The second editorial praises the REINS act, which would require Congress review and approve any new regulations issued by Federal agencies that would have a cumulative economic effect greater than $100 million.  This legislation has been approved by the House but is unlikely to pass the Senate and would be vetoed by the President if it did pass.  The editors believe this law will "more than likely expose faults and reduce litigation."  After all, they argue, it is better to have elected representatives review regulations rather than allowing "diktats typically drafted behind closed doors" to be "dumped on the public."

This opinion is misleads the readers about how federal agencies typically introduce new regulations.  First, no regulations get issued in the first place without a law passed by Congress authorizing the executive branch to establish some means to derive details regulations from the law passed by Congress.  In most cases, the law includes an authorization for a new or existing agency to develop regulations that implement in some detail the requirements of the law.   Second, as time passes and circumstances change, federal agencies may need to modify, remove, or add regulations in order to continue administering existing laws as they were intended.  Third, changes to federal regulations are subject to review by Congress via committees.  Typically, federal agencies announce periods for comments on proposed regulatory changes.   During this period interested parties can review and offer suggestions and criticisms of the regulations.  They can also petition their Congressional representatives to press for changes to the proposed regulations.  Finally, Congress has collective options to restrain regulatory agencies whose actions they find unacceptable.  They can use budgets to force agencies to redirect their resources in a way more pleasing to Congress.  They can even change the law so as to remove regulatory authority from an agency or even eliminate it altogether.    Federal regulations are not "diktats typically drafted behind closed doors" and suggesting they are is dishonest.

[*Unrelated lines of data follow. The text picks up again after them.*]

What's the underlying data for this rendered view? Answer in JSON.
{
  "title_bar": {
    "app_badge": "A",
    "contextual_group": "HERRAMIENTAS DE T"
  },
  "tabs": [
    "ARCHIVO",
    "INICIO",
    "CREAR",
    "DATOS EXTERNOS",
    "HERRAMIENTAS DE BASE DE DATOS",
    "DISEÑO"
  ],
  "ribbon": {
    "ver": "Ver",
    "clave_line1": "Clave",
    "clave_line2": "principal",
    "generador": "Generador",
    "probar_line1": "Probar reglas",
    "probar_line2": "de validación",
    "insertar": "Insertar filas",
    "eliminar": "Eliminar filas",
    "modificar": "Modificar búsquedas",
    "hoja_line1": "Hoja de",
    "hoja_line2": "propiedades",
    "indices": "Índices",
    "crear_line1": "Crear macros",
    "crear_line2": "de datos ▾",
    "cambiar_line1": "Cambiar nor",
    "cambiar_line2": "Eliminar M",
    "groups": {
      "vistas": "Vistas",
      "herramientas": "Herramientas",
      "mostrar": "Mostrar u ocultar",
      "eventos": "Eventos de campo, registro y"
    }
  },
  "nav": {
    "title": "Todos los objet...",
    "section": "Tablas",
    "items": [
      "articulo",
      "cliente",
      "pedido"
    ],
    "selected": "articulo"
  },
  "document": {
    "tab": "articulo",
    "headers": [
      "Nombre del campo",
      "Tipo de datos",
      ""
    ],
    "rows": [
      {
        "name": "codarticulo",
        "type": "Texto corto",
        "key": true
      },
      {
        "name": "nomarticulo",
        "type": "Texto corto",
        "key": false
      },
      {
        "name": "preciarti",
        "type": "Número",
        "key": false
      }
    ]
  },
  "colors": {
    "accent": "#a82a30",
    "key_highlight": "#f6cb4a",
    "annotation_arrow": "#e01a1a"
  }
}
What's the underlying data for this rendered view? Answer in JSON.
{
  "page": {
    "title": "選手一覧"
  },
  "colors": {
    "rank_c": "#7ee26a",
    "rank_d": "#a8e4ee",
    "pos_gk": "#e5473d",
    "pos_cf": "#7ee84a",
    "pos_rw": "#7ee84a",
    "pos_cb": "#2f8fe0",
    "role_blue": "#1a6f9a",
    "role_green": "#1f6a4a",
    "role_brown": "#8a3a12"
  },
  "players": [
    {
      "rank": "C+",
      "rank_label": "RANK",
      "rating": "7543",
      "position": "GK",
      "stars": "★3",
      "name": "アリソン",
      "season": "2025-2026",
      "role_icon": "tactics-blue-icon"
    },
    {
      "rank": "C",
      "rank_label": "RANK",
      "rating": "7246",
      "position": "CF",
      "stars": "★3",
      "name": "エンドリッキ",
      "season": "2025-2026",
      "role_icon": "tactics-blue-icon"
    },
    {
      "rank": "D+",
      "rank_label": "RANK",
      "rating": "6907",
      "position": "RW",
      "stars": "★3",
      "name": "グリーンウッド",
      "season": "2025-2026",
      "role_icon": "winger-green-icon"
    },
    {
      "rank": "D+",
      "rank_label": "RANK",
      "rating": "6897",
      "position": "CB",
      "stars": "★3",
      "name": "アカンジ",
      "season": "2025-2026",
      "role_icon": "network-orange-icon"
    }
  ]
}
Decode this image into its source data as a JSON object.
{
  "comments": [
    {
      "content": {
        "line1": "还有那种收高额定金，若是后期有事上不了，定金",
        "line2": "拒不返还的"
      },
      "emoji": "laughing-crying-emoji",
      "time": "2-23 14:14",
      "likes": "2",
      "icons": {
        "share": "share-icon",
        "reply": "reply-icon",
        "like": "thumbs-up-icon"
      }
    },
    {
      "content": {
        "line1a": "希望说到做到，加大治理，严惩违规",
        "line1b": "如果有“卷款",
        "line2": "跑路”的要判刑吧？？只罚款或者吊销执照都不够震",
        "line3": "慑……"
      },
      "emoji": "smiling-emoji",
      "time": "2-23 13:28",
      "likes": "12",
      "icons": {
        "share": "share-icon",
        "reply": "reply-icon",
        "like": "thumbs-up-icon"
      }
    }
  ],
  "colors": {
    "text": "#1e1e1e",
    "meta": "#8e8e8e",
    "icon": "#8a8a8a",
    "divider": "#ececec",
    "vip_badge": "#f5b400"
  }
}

Congress and the people already have plenty of options available to them to limit the regulatory powers of federal agencies.  People are already generally frustrated with Congress's inability to get anything useful done.  This law will just gum up the works even more. 

My real complaint for this week, however, is with the letters from readers appearing on the Opinion page.  For the third week in a row, only two letters appear, both of them taking hardline right-wing stances on topics not addressed by the editorials.  I am beginning to think that the editors are hand-picking for publication letters whose opinions they approve of.  Are we to believe that the only readers who bother to send letters to the editors of the Leader Times are conservative Republicans?  Sorry, I doubt it.  Therefore, I intend to test their sincerity by sending them a series of letters from a clearly progressive standpoint until they publish one.  To increase the chances that they will publish, I will keep each letter short and restrict it to topics addressed by articles published in the Leader Times during the previous week.  Since they probably have a policy of publishing letters from as many different readers as possible, I will assume that once they have published one of mine I can expect no further letters of mine will be published for at least a few years.   Therefore, once one is published the experiment will end.  Furthermore, the week following that Saturday's Leader Times I will post to this blog the contents of each letter sent.  Let's see what happens.